Won't let Delhi riots spill over here: Protesters at Mewat 'Shaheen Bagh'

Won't let Delhi riots spill over here: Protesters at Mewat 'Shaheen Bagh'


GURUGRAM: About 100 km from the seat of the Delhi riots, Mewat’s ‘Shaheen Bagh’ is feeling the heat.
“Things have changed since Delhi was allowed to burn,” said Salamuddin, a lawyer and president of the Mewat Vikas Sabha.
The peaceful protest at Badkali Chowk against CAA, NRC and NPR began exactly a month ago, on the death anniversary of Gandhi. All of Mewat has been under Section 144 for about two months now, but the protest continues. The makeshift tent has been put together by locals just a little ahead of Badkali Chowk, sectioned into halves for women and men. It started with a handful of people holding readings of the Constitution, poetry and ghazals. By now, about 1,500 attend the protest every day.

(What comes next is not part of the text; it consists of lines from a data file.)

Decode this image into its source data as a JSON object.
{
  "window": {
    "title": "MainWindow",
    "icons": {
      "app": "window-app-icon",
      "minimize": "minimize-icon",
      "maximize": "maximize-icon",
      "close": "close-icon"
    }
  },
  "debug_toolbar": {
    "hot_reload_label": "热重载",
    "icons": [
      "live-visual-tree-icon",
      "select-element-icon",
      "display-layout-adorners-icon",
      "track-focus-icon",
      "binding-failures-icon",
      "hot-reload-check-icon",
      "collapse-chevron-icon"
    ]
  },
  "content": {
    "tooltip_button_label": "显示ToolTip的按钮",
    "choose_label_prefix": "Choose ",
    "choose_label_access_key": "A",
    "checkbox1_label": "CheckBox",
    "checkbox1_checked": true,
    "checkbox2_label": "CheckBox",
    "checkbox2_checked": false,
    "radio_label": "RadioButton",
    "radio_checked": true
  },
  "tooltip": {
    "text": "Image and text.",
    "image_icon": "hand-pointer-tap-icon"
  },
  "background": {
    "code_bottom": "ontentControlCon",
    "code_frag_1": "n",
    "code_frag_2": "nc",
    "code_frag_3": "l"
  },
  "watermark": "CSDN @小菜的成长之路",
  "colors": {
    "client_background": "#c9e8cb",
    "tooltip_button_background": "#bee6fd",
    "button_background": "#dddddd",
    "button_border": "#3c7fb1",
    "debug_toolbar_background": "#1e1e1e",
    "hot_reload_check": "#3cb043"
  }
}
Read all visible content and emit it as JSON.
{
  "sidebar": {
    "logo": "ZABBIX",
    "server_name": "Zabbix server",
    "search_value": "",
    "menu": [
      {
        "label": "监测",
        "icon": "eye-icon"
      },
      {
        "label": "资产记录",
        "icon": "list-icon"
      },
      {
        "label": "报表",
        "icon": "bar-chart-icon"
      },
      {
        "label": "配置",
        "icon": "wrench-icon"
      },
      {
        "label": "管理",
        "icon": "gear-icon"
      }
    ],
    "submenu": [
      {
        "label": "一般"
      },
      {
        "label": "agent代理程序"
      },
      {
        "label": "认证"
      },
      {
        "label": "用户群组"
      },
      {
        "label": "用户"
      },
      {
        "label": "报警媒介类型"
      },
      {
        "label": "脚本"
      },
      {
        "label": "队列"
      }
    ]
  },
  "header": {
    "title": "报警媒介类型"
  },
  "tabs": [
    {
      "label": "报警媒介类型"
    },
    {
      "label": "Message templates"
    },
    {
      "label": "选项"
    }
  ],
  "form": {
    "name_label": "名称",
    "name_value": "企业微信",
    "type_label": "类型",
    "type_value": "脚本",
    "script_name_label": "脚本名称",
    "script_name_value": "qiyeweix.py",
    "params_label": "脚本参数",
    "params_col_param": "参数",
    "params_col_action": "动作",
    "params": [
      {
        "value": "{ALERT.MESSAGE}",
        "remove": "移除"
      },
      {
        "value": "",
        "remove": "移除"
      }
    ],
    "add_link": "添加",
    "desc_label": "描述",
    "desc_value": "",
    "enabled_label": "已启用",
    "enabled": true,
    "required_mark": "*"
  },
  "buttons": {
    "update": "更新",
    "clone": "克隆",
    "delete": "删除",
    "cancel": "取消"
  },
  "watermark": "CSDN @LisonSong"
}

While the stir expanded by the day, police had not tried to clear the protest site – some cops said everything had been peaceful and they saw no reason to take action – until now. “As pressure builds up elsewhere, the administration here has also been growing apprehensive. They have been asking us to end the protest. But we are determined to press on,” Salamuddin said.
The middle ground they have reached is this – no speaker from outside will be invited for a week or so, and all speeches will be screened. “No matter what happens in Delhi, we will not allow that to spill over here. There is no space for hatred,” said Mohammed Sabir Qasmi, president of Jamiat Ulama e Hind’s Gurugram unit.
Atif, a young protester, said many in his family live in areas that were torched during the riots in north-east Delhi. “Some of them fled from Hauz Rani and Shiv Vihar. They have been forced to abandon everything they have known, their houses and mosques razed to the ground – but they don’t blame anyone. They have been asking us not to fall for hate speech,” he added.
Closer home, a fringe outfit, Hindu Sena, has unleashed an inflammatory campaign in Gurugram. But protesters are determined to keep that rhetoric out of the demonstration space here. “We want action against politicians who incite violence and force minorities to flee their homes. But we don’t want our people here to get instigated. We will go by what Gandhi and Ambedkar said and keep peace. We read their works here every day,” said Atif.
Every day, around 10am, the spot comes alive with the national anthem played on speakers. By noon, people from areas nearby flock to the protest, national flags and posters of Gandhi and Ambedkar in hand. They read the paper, perform skits and debate the political nuances of the law they are opposing. The day ends, again, with the national anthem. “We want harmony. The point of our protest is to preserve that. We are not against anyone, nor is anyone against us,” said Qasmi.
In keeping with the spirit of the protests that inspired them, it’s women at the forefront of the Badkali Chowk protest too. “Women have been leading our protest. Some who never spoke a word in the presence of men are addressing large gatherings. Young girls recite nazms, relate their experiences and give speeches,” said Salamuddin.
And what do they speak of? “Our girls talk about the schools they never got, the safety they never had and the fears they always live with. They find it liberating,” said a 65-year-old woman.